Philippines storm destruction hampers rescue efforts

TACLOBAN, Philippines,  (Reuters) – Rescue workers struggled to reach ravaged towns and villages in the central Philippines yesterday as they tried to deliver aid to survivors of a powerful typhoon that killed an estimated 10,000 people and displaced more than 600,000.

The United Nations said some survivors had no food, water or medicine. Relief operations were hampered because roads, airports and bridges had been destroyed or were covered in wreckage, it said.

President Benigno Aquino, facing one of the biggest challenges of his three-year rule, deployed soldiers to the devastated city of Tacloban to quell looting and said he might impose martial law or a state of emergency to ensure security.

Super typhoon Haiyan destroyed about 70 to 80 percent of structures in its path as it tore through Leyte province on Friday, said police chief superintendent Elmer Soria. After weakening, the storm headed west towards Vietnam.

Huge waves from one of the strongest storms ever recorded swept away coastal villages. Some officials likened the destruction to the 2004 Indian Ocean tsunami.

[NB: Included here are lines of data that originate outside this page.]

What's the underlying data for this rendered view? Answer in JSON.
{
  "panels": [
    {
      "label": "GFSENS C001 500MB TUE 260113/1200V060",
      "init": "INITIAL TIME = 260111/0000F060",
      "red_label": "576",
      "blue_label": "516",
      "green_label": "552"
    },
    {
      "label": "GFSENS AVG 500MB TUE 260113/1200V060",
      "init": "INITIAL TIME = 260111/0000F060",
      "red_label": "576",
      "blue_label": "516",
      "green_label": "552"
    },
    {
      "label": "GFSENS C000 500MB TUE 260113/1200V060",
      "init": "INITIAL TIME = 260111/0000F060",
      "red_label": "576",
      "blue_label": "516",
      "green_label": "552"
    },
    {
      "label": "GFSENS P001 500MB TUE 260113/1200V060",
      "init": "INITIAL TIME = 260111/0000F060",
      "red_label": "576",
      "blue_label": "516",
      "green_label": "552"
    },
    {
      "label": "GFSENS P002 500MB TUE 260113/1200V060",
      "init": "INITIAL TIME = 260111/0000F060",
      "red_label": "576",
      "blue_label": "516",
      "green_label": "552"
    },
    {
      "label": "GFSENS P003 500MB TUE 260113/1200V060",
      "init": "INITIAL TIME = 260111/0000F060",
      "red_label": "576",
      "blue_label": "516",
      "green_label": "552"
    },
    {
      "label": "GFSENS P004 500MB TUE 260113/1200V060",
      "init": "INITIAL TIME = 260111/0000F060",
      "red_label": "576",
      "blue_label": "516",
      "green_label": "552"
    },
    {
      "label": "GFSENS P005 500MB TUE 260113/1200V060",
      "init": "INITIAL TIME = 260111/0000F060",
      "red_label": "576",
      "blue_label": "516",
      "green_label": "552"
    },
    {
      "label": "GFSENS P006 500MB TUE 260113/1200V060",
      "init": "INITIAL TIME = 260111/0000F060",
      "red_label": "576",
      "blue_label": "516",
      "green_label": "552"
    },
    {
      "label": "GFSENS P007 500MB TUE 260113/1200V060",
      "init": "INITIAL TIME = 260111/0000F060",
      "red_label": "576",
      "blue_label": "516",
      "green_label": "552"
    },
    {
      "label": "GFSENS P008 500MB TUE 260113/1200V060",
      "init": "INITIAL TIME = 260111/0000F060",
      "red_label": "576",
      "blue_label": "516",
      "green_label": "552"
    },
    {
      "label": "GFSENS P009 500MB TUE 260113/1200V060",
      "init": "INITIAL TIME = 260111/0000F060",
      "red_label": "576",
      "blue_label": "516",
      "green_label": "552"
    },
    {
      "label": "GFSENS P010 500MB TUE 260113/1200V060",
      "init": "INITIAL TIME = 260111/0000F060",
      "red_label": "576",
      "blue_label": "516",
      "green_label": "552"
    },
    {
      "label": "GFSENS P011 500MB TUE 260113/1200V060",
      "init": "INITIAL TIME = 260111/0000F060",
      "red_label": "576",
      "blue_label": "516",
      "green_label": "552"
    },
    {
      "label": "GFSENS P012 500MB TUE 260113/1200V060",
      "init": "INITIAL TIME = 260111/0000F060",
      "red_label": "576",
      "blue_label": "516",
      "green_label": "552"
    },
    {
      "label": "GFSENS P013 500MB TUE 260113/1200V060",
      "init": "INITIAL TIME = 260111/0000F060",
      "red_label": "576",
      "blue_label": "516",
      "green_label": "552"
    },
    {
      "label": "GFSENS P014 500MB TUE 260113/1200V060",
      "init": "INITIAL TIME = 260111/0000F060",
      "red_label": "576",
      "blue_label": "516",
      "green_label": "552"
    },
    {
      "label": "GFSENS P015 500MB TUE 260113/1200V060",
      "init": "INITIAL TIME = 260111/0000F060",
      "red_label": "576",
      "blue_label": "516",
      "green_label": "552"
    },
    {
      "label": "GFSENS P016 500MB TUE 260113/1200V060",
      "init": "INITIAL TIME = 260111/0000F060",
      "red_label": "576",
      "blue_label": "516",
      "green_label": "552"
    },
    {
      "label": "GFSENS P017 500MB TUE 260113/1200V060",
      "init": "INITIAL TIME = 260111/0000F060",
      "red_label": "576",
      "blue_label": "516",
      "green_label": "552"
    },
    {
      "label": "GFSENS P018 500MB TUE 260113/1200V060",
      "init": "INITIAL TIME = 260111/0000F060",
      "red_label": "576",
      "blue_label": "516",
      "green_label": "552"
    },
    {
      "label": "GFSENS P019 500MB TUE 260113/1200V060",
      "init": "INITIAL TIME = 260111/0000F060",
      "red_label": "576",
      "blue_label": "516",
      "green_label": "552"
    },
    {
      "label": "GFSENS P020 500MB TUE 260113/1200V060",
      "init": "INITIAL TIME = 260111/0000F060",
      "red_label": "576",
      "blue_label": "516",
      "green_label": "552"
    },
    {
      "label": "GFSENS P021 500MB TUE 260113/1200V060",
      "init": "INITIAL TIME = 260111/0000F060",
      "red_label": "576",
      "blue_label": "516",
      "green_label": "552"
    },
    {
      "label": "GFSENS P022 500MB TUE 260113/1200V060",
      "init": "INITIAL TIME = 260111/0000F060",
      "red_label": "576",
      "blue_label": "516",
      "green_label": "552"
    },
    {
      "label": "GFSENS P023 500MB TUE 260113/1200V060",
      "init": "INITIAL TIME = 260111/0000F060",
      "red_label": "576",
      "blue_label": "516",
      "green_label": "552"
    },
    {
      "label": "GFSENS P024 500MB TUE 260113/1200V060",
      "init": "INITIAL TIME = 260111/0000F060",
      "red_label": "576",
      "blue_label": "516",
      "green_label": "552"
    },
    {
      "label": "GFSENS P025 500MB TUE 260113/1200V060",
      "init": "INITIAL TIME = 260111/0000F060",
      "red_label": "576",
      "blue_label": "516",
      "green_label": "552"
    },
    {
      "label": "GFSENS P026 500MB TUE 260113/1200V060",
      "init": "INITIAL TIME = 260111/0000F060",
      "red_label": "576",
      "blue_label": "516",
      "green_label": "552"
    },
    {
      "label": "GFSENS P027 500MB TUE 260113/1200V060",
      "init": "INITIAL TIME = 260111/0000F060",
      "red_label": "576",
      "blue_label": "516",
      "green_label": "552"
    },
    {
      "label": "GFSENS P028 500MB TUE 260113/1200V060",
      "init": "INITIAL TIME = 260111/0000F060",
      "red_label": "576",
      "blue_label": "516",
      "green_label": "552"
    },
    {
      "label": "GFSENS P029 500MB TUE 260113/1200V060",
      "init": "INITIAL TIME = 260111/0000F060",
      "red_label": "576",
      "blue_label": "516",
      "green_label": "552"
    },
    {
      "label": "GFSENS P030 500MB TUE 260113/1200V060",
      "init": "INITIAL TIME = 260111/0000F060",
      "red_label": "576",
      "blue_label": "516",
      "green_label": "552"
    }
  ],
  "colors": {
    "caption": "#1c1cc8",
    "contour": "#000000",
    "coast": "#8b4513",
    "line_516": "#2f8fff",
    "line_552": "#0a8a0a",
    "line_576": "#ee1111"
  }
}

“From a helicopter, you can see the extent of devastation. From the shore and moving a kilometre inland, there are no structures standing. It was like a tsunami,” said Interior Secretary Manuel Roxas, who was in Tacloban, Leyte’s capital, before the typhoon struck. “I don’t know how to describe what I saw. It’s horrific.”

The Philippines government and disaster agency have not confirmed the latest estimate of the number of deaths from the storm, whose sustained winds reached 195 miles per hour (313 km per hour) with gusts of up to 235 mph (378 kph).

Soria, quoting local officials, said the estimated death toll so far was 10,000. That could climb once rescuers reach remote villages along the coast.